Par courrier du 6 juin 2014, la direction d'ETI sollicite alors l'autorisation de l'inspecteur du travail de transférer le contrat de la salariée protégée. Le 27 juin, soit trois semaines plus tard et à seulement trois jours avant la date fixée pour la cession, l'inspecteur du travail informe ETI que, compte tenu des nécessités de l'enquête contradictoire, il est conduit à prolonger le délai de 15 jours qui lui était imparti.

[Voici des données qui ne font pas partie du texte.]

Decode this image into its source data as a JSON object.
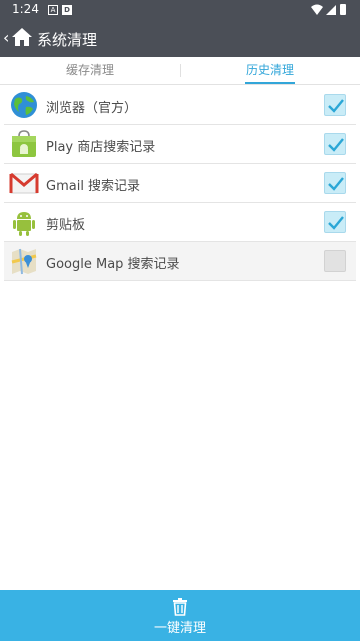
{
  "status_bar": {
    "time": "1:24",
    "notif_a": "A",
    "notif_d": "D"
  },
  "app_bar": {
    "title": "系统清理"
  },
  "tabs": [
    {
      "label": "缓存清理",
      "active": false
    },
    {
      "label": "历史清理",
      "active": true
    }
  ],
  "items": [
    {
      "label": "浏览器（官方）",
      "icon": "browser-globe-icon",
      "checked": true
    },
    {
      "label": "Play 商店搜索记录",
      "icon": "play-store-icon",
      "checked": true
    },
    {
      "label": "Gmail 搜索记录",
      "icon": "gmail-icon",
      "checked": true
    },
    {
      "label": "剪贴板",
      "icon": "android-clipboard-icon",
      "checked": true
    },
    {
      "label": "Google Map 搜索记录",
      "icon": "google-maps-icon",
      "checked": false
    }
  ],
  "bottom_action": {
    "label": "一键清理",
    "icon": "trash-icon"
  },
  "colors": {
    "accent": "#32a6d9",
    "bar": "#4b4f57",
    "bottom": "#39b2e4"
  }
}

L'employeur refuse de modifier son calendrier et procède à la vente le 30 juin 2014. La représentante du personnel conteste alors en justice le transfert de son contrat de travail vers le cessionnaire, Orexad.

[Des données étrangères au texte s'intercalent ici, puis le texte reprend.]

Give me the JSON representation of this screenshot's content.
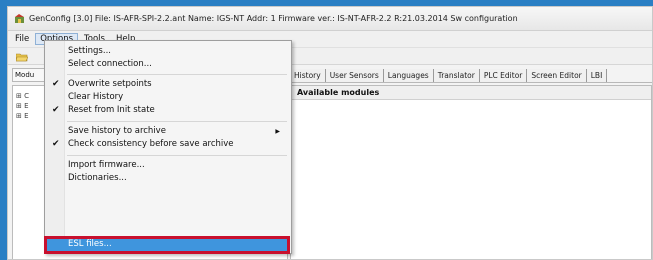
{
  "window": {
    "title": "GenConfig [3.0]  File: IS-AFR-SPI-2.2.ant  Name: IGS-NT  Addr: 1  Firmware ver.: IS-NT-AFR-2.2 R:21.03.2014  Sw configuration"
  },
  "menubar": {
    "items": [
      {
        "label": "File"
      },
      {
        "label": "Options"
      },
      {
        "label": "Tools"
      },
      {
        "label": "Help"
      }
    ]
  },
  "left_tab": {
    "label": "Modu"
  },
  "tabs": [
    {
      "label": "History"
    },
    {
      "label": "User Sensors"
    },
    {
      "label": "Languages"
    },
    {
      "label": "Translator"
    },
    {
      "label": "PLC Editor"
    },
    {
      "label": "Screen Editor"
    },
    {
      "label": "LBI"
    }
  ],
  "right_panel": {
    "header": "Available modules"
  },
  "tree": {
    "rows": [
      {
        "label": "⊞ C"
      },
      {
        "label": "⊞ E"
      },
      {
        "label": "⊞ E"
      }
    ]
  },
  "options_menu": {
    "items": [
      {
        "label": "Settings...",
        "checked": false,
        "submenu": false
      },
      {
        "label": "Select connection...",
        "checked": false,
        "submenu": false
      },
      {
        "label": "Overwrite setpoints",
        "checked": true,
        "submenu": false
      },
      {
        "label": "Clear History",
        "checked": false,
        "submenu": false
      },
      {
        "label": "Reset from Init state",
        "checked": true,
        "submenu": false
      },
      {
        "label": "Save history to archive",
        "checked": false,
        "submenu": true
      },
      {
        "label": "Check consistency before save archive",
        "checked": true,
        "submenu": false
      },
      {
        "label": "Import firmware...",
        "checked": false,
        "submenu": false
      },
      {
        "label": "Dictionaries...",
        "checked": false,
        "submenu": false
      },
      {
        "label": "ESL files...",
        "checked": false,
        "submenu": false,
        "selected": true
      }
    ],
    "check_glyph": "✔",
    "arrow_glyph": "▶"
  },
  "colors": {
    "background": "#2a7fc4",
    "selection": "#3f95dd",
    "highlight_border": "#c8102e"
  },
  "icons": {
    "app": "genconfig-app-icon",
    "toolbar_open": "open-folder-icon"
  }
}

Pas d'infraction à la législation du travail

En défense, l'employeur met en avant qu'il a scrupuleusement respecté les dispositions du code du travail, à savoir l'article R. 2421-17 du code du travail qui prévoit en effet que "la demande d'autorisation de transfert (de l'élu) est adressée à l'inspecteur du travail par lettre recommandée avec avis de réception quinze jours avant la date arrêtée pour le transfert". Il s'estime dans son bon droit. "L'absence d'autorisation préalable au transfert ne peut être imputée à l'employeur, mais à l'absence de diligence de l'administration", est-il ainsi reproché par ETI.

Si l'inspecteur du travail exige un délai supplémentaire, il faut attendre

Ce qui n'empêche pas l'employeur d'être condamné en appel, puis en cassation. "La cour d'appel, qui a constaté que l'inspecteur du travail avait informé l'employeur le 27 juin 2014 de la prolongation du délai dans lequel il devait rendre sa décision, et que la société avait procédé au transfert du contrat de travail de la salariée le 1er juillet 2014, sans attendre la décision de l'inspecteur du travail, en a exactement déduit l'existence d'un trouble manifestement illicite, et que la réintégration de la salariée devait être ordonnée". En d'autres termes, confronté à une telle exigence de délai supplémentaire venant de l'administration, l'entreprise cédante n'a d'autre choix que de s'y conformer et si besoin reporter la vente, ou bien accepter de conserver à son service le représentant du personnel.